第44回:清水一男さん

「この人に聞きたい」第44回目は、、静岡大学イノベーション社会連携推進機構准教授の清水一男氏です。
大気圧マイクロプラズマの応用研究が専門で、この夏よりOMソーラーから発売される空気清浄機『OMエアフォール』の開発に関わってきました。
ディスプレイパネルの技術として知られる「プラズマ」ですが、電離によって生じた荷電粒子(イオン)を含む気体のことを指し、固体、液体、気体に続く物質の「第四の状態」とも呼ばれています。
自然界では太陽や太陽風、オーロラや稲妻等にも含まれ、宇宙を構成する物質の99%以上が実はプラズマであるといわれています。
また、人間の手で生み出されたプラズマは、放電現象を利用した蛍光灯などの照明器具、溶接やエッチング(表面加工技術)、薄膜形成などの加工技術等に広く利用されています。
今回は、空気清浄機の現状や、空気清浄とプラズマの関係などについてお話を伺いました。

「空気清浄」は、メンテナンスがセットされてこそ意味がある。

「表面改質」という性質

第44回:清水一男さん

―まずは「プラズマ」がどのような効果を生むのか、あるいは「プラズマ」を応用した技術がどのような場面で利用されているのか教えてください。

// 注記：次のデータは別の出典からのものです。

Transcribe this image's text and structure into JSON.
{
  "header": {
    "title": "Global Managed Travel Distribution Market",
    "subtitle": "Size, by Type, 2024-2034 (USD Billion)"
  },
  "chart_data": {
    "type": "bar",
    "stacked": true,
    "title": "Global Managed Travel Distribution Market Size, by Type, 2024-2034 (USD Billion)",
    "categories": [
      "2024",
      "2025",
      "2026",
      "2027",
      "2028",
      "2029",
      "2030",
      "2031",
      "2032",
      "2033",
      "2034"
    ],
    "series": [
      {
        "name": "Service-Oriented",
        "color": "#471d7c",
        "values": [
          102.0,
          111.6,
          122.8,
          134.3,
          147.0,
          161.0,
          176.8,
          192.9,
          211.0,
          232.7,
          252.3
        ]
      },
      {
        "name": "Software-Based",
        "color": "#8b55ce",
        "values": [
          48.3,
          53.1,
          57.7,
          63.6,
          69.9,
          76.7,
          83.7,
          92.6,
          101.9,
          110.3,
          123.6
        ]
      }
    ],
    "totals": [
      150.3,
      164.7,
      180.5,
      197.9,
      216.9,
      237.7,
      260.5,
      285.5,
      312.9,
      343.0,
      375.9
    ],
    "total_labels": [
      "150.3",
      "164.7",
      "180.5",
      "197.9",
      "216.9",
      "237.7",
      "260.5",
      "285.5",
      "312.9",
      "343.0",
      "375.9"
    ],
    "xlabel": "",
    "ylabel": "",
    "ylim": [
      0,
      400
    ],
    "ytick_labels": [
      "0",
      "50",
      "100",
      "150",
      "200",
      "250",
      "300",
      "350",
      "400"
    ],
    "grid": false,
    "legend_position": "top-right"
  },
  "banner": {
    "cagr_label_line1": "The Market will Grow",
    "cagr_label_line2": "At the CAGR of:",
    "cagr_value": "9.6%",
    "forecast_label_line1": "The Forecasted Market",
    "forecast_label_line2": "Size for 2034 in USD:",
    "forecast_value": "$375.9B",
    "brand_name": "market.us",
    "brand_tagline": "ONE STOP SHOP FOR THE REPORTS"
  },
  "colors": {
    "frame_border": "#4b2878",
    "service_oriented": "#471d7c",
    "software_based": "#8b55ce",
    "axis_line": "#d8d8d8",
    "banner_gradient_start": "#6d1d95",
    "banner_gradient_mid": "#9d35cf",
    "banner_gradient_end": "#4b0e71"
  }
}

プラズマの応用技術の一つに表面改質というのがあります。例えば、樹脂フィルムのような素材にマジックで字を書こうとするとインクを弾いてしまって上手く書けませんよね。ところがプラズマを当ててあげると書けるようになります。フィルムに水分が浸透するようになって、インクがフィルムの表面に載るようになるんです。
このように物質の表面を改質する性質を利用して、材料メーカーや液晶パネル設備メーカーなど、主に工業分野でプラズマ技術の活用が進んできました。

―「空気清浄」もそのような性質を活かした応用利用の一つということですね。

そうですね。ただし、各種材料の改質研究を基に、その応用として様々な分野への利用が模索されていると言ったほうが順序が正確ですね。
最近では、工業分野だけでなく、人の皮膚に当てたりなど、プラズマの表面改質の性質を応用して、医療や美容の分野で利用されはじめています。実際にプラズマ処理することで癌細胞が小さくなったとか、シミが取れたなどの効果が確認されているんです。
身近なところでは、例えば、軟膏は薬を油と混ぜることによって肌への浸透を促しているわけですが、ビタミンなど水溶性のものも直接肌に取り込みたいというニーズがありました。
皮膚にプラズマを当ててあげると水溶性の物質も肌によく浸透するので、傷が早く治るとか、肌のキメが整うなど、その応用範囲は様々に広がってきています。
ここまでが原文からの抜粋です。